Un camion pour un garçon, une poupée pour une fille, après tout quoi de plus normal ? Sauf que sous l’emballage, il y a souvent une définition implicite des rôles de chacun. Au garçon, la mission de « conduire », à la fille de s’occuper du foyer. C’est un peu résumé mais quand la société évolue, la représentation des jouets reste souvent caricaturale. Dans les rayons des magasins, la distinction entre sexes continue d’être bien marquée. « Ce sont les adultes qui font rentrer les enfants dans ces rôles, juge Samuel Safforre, propriétaire du magasin de jouets la Marelle, à Lausanne. Ici, plutôt que le sexe, nous nous attachons d’abord à l'âge et au caractère de l’enfant qui sont déterminants pour le choix du jouet ».
Noël, les anniversaires sont des occasions de faire plaisir à ses enfants ou petits-enfants. Les parents, grands-parents offrent en même temps, des références morales, personnelles, familiales, sociales dont ils ont eux-mêmes hérités. Ils peuvent donc reproduire inconsciemment les stéréotypes en cours à leur époque. Et ils ne veulent pas non plus prendre le risque de décevoir. « Il adore les voitures ! Quand un client me dit ça, il sous-entend, trouvons-lui la même chose, souligne M.Saffore. Au lieu de lui proposer à nouveau des voitures qu’il a sûrement en grand nombre, pourquoi ne pas tenter autre chose…». Ce rôle de prescripteur est avant tout une démarche éthique, éducative destinée à éveiller la curiosité. Au quotidien, les jeunes enfants échangent entre eux leurs univers. Que ce soit au sein d’une fratrie ou en garderie, un jeune garçon jouera sans complexe à la poupée, à la cuisinière. C’est pourquoi, des initiatives de distributeurs essaient de gommer ces différences en destinant des jouets mixtes aux deux sexes. Sur les emballages apparaissent indifféremment filles et garçons jouant à des jeux de construction ou à la dinette. Les couleurs sont neutres également pour ne pas retomber dans les clichés. Les jouets participent activement à la fabrication de l’identité de l’enfant, mais ils ne font pas tout non plus. « Le jouet lui ouvre des portes mais il ne change pas l’enfant, juge Samuel Saffore. Son regard sur le sexe opposé, sera bien plus influencé en voyant par exemple ses parents se partager les tâches ménagères ».

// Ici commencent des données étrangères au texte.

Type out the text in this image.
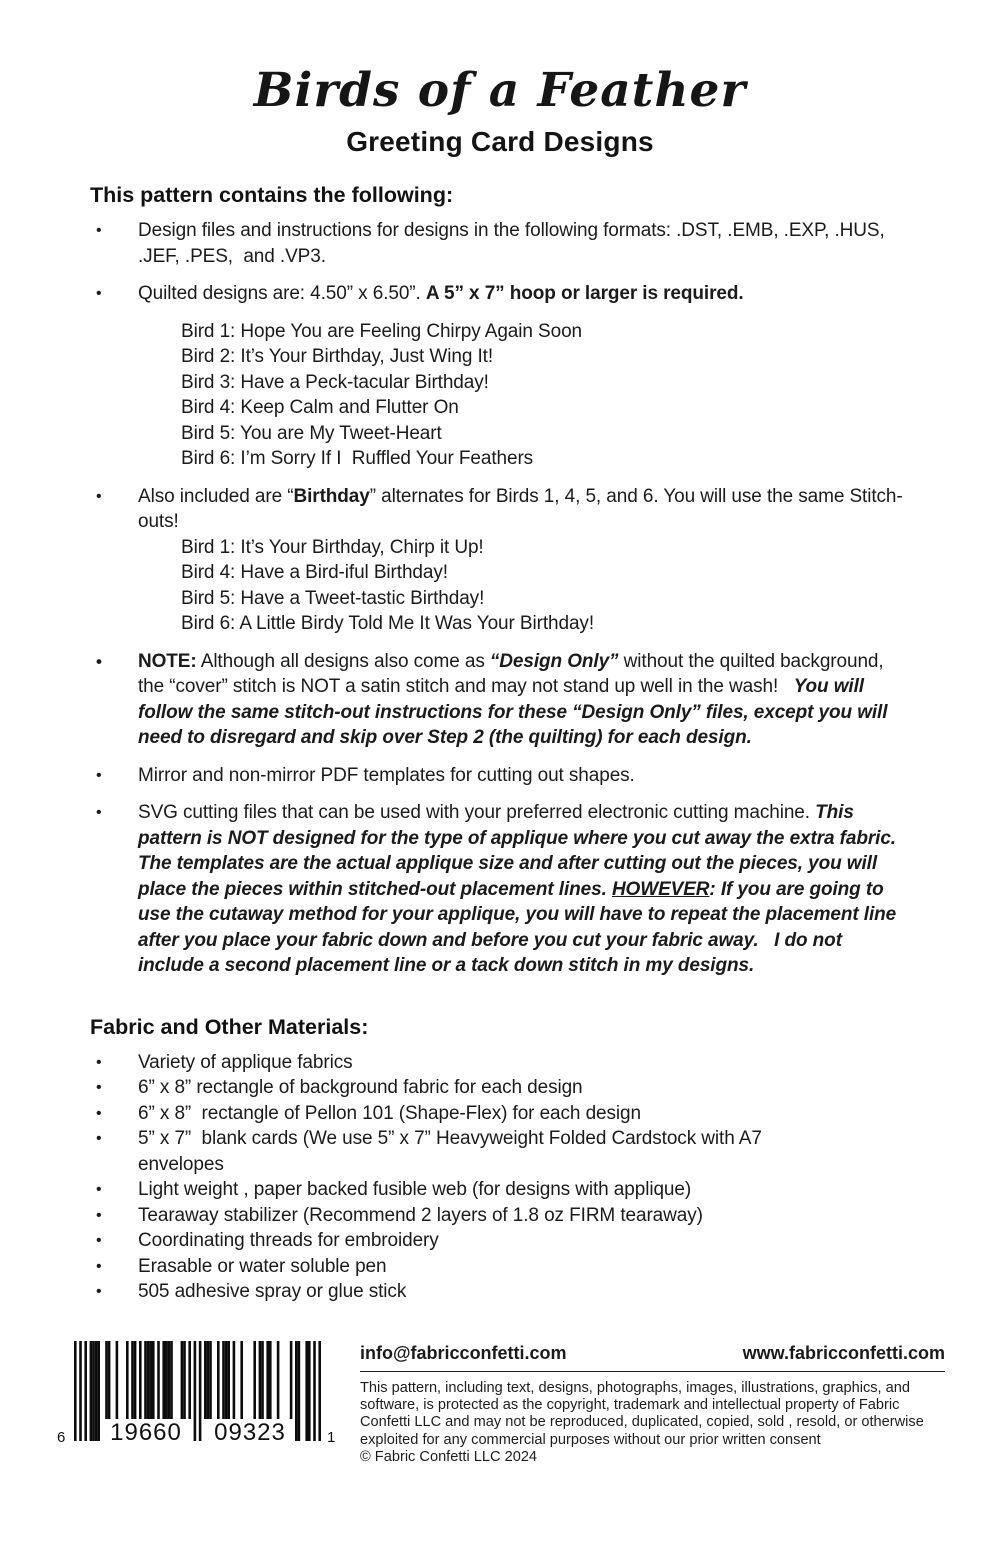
Birds of a Feather
Greeting Card Designs
This pattern contains the following:
•	Design files and instructions for designs in the following formats: .DST, .EMB, .EXP, .HUS, .JEF, .PES,  and .VP3.
•	Quilted designs are: 4.50” x 6.50”. A 5” x 7” hoop or larger is required.
Bird 1: Hope You are Feeling Chirpy Again Soon
Bird 2: It’s Your Birthday, Just Wing It!
Bird 3: Have a Peck-tacular Birthday!
Bird 4: Keep Calm and Flutter On
Bird 5: You are My Tweet-Heart
Bird 6: I’m Sorry If I  Ruffled Your Feathers
•	Also included are “Birthday” alternates for Birds 1, 4, 5, and 6. You will use the same Stitch-outs!
Bird 1: It’s Your Birthday, Chirp it Up!
Bird 4: Have a Bird-iful Birthday!
Bird 5: Have a Tweet-tastic Birthday!
Bird 6: A Little Birdy Told Me It Was Your Birthday!
•	NOTE: Although all designs also come as “Design Only” without the quilted background, the “cover” stitch is NOT a satin stitch and may not stand up well in the wash!   You will follow the same stitch-out instructions for these “Design Only” files, except you will need to disregard and skip over Step 2 (the quilting) for each design.
•	Mirror and non-mirror PDF templates for cutting out shapes.
•	SVG cutting files that can be used with your preferred electronic cutting machine. This pattern is NOT designed for the type of applique where you cut away the extra fabric. The templates are the actual applique size and after cutting out the pieces, you will place the pieces within stitched-out placement lines. HOWEVER: If you are going to use the cutaway method for your applique, you will have to repeat the placement line after you place your fabric down and before you cut your fabric away.   I do not include a second placement line or a tack down stitch in my designs.
Fabric and Other Materials:
•	Variety of applique fabrics
•	6” x 8” rectangle of background fabric for each design
•	6” x 8”  rectangle of Pellon 101 (Shape-Flex) for each design
•	5” x 7”  blank cards (We use 5” x 7” Heavyweight Folded Cardstock with A7
envelopes
•	Light weight , paper backed fusible web (for designs with applique)
•	Tearaway stabilizer (Recommend 2 layers of 1.8 oz FIRM tearaway)
•	Coordinating threads for embroidery
•	Erasable or water soluble pen
•	505 adhesive spray or glue stick
6	19660	09323	1
info@fabricconfetti.com	www.fabricconfetti.com

This pattern, including text, designs, photographs, images, illustrations, graphics, and software, is protected as the copyright, trademark and intellectual property of Fabric Confetti LLC and may not be reproduced, duplicated, copied, sold , resold, or otherwise exploited for any commercial purposes without our prior written consent

© Fabric Confetti LLC 2024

Voir aussi notre article sur les jouets sexistes à Noël
«C’est un paradoxe, avance Silvia Ricci Lempen, écrivaine vaudoise et spécialiste des études genre. Dans une société plus égalitaire qu’avant, on renforce l’identité sexuelle des jouets comme si l’on voulait donner des réassurances ». Alors que les filles sont encouragées à faire des études, à devenir chirurgien, pilote de ligne, une certaine angoisse s’installerait de ne plus les distinguer des garçons. Dans un monde qui bouge, les jouets traditionnels seraient donc un moyen de garder des repères ancestraux. « Il ne faut pas non plus tomber dans le volontarisme, obliger un garçon à jouer à la poupée, avertit Mme Ricci Lempen mais simplement les laisser libres ». Le rose ne déteint pas sur la sexualité des garçons mais continuera d’interroger plus d’un parent un certain temps encore. Pour lutter contre un sexisme latent et sans tomber dans un hyper-égalitarisme, les jeux sans genre sont une bonne chose tant qu’ils restent un choix. Ils n’empêcheront jamais les petites filles de se maquiller et les petits garçons de taper dans un ballon, ils leur donneront simplement plus d’alternatives. La petite fille continuera à rêver d’être une princesse dans son château, à la différence près qu’elle pourra le construire elle-même!